U.S. Food & Drug Administration (FDA) — enforcement report

Recall number

Z-0709-2018

FDA classification

Class II

Brand / firm

Siemens Medical Solutions USA, Inc

Sold / distributed

Distributed in XX states: Ak, AL, AR, AZ, CA, CO, CT, DE, FL, GA, HI, IA, ID, IL, IN, KS, KY, LA, MA, MD, ME, MI, MN, MO, MS, MT, NC, ND, NE, NH, NJ, NM, NV, NY, OH, OK, OR, PA, RI, SC, SD, TN, TX, UT, VA, WA, WI, WV, WY, the District of Columbia, Guam, and Puerto Rico.

Why it was recalled

The possibility exists for the wireless foot switch to fail due to impacts by external factors, such as electrostatic discharge that exceed a certain intensity.
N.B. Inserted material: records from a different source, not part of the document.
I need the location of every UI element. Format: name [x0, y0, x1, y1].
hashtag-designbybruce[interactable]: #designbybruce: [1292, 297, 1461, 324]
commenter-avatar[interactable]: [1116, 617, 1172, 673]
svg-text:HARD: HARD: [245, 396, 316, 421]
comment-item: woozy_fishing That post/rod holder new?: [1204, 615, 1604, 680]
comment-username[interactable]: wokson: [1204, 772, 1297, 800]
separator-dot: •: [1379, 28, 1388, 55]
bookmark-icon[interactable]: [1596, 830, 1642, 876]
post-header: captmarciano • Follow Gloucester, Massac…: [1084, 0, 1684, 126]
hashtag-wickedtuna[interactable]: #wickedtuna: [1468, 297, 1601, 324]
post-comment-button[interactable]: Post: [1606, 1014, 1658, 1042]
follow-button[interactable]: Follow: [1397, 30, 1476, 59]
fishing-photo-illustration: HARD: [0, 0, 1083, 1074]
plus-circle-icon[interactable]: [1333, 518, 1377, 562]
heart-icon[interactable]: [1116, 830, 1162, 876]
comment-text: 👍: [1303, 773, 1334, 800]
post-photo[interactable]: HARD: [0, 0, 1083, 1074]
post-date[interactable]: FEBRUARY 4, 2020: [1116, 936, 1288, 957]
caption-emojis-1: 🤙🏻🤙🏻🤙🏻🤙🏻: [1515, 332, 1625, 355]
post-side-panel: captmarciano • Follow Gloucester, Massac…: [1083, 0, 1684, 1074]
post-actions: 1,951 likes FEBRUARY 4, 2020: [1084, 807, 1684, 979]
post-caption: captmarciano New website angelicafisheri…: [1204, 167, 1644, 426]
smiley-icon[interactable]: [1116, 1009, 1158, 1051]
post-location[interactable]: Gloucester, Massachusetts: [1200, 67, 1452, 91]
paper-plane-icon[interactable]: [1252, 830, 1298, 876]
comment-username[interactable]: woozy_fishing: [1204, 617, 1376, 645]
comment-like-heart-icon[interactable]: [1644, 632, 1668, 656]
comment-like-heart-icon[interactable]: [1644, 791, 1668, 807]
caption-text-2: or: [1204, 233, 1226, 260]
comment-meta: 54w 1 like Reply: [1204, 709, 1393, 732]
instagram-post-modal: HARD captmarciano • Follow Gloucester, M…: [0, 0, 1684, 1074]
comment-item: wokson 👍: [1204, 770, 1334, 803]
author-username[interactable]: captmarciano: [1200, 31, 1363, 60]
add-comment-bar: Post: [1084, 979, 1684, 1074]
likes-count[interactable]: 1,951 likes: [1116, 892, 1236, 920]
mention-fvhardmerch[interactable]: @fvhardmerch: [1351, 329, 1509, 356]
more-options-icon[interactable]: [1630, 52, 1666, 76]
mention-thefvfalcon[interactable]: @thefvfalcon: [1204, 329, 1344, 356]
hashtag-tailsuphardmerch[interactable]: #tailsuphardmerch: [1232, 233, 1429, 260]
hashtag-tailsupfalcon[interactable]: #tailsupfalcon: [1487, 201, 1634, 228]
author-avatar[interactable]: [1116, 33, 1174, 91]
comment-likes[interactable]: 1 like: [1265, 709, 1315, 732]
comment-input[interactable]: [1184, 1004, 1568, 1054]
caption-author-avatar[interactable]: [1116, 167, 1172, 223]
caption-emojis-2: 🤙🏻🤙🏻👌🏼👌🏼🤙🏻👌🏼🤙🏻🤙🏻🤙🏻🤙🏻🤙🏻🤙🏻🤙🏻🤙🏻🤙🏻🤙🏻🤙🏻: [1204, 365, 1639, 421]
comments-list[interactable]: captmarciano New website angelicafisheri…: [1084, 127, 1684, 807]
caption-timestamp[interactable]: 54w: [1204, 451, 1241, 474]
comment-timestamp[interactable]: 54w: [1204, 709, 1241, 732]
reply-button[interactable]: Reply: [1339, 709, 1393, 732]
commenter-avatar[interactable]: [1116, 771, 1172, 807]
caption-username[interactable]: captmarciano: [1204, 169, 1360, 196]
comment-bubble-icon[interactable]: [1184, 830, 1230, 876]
If the foot switch fails, it will no longer be able to be used to release radiation. The hand switch provided can be used to release exposures; however, fluoroscopic examinations will not be possible.

Class II means using this product may cause temporary or medically reversible health problems; the chance of serious harm is remote.

What was recalled

Artis Q and Q.zen model Interventional fluoroscopic x-ray system wireless foot switch accessory; Model Numbers: 4787797, 4787805, and 4787813.